Naudé devoted an entire chapter to book selection, remarked upon throughout. The first authors who need to be purchased are those considered experts in their respective fields. Regardless whether they are ancient or modern works, if a book were held in high regard by practitioners of a particular field then it should be present in any collection. In addition, any well known interpretations or commentaries that exist are a necessity. Naudé suggested purchasing books in the original languages because meaning can often be lost in translation. He stood strongly against censorship of any kind. Naudé believed that every book has a reader regardless of the subject, and that information should be free and available. Readers could always find use of a book, even if that use were to refute the ideas presented on its pages. Certain books are popular at times but later forgotten: he argued that it would be beneficial to a library if there were multiple copies of these books to accommodate the popular tastes of the times.
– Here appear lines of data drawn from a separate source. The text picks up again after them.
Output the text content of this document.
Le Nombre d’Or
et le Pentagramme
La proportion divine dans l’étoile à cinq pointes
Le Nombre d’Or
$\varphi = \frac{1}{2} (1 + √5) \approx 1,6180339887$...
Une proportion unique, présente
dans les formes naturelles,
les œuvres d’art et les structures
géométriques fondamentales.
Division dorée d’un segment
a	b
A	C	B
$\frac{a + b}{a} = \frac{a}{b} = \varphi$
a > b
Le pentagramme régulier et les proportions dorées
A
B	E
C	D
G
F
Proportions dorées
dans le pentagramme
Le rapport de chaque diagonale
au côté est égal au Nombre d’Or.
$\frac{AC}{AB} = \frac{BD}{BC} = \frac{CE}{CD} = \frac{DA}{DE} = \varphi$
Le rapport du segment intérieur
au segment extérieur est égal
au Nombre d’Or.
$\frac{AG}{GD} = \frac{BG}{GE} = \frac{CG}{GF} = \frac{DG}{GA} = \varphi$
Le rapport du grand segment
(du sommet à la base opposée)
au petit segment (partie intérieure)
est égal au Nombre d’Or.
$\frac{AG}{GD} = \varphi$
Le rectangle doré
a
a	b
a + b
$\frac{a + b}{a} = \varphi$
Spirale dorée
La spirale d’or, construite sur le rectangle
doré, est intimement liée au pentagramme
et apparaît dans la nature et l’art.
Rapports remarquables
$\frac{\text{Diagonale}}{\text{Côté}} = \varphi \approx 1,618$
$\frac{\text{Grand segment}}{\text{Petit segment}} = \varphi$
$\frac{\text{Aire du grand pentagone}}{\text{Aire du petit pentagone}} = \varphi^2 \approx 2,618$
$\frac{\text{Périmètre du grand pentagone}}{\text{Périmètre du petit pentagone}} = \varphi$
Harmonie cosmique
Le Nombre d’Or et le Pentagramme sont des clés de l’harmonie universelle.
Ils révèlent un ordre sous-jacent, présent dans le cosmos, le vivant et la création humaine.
In his chapter on book acquisition, Naudé offered concise tips. The easiest way is to purchase another library in its entirety. Naudé went on to praise secondhand book sellers who often provided good books at cheap prices. Naudé himself browsed book-binding and printing shops for used paper, and once had discovered a rare manuscript that a book binder was using as scrap paper.

Naudé included a chapter in Advice for arranging the books. In discussing arrangement he quoted Cicero's De Oratore: "It is order that gives light to memory" (from De Oratore 2.353). He gave instructions that he considered logical. His subject headings included theology, philosophy, jurisprudence, medicine, history, mathematics and humanities. Naudé would add other subject headings in later years, but these categories best represented the known body of knowledge in the world. Each section, he said, should be divided into subheadings and begin with the principal authors followed by the commentaries.

Translated into many different languages (including English, German, Danish, Italian, and Modern Greek) and boasting at least 37 different editions, this book is widely regarded as a foundational text for the study of Library Science and Naudé's seminal work.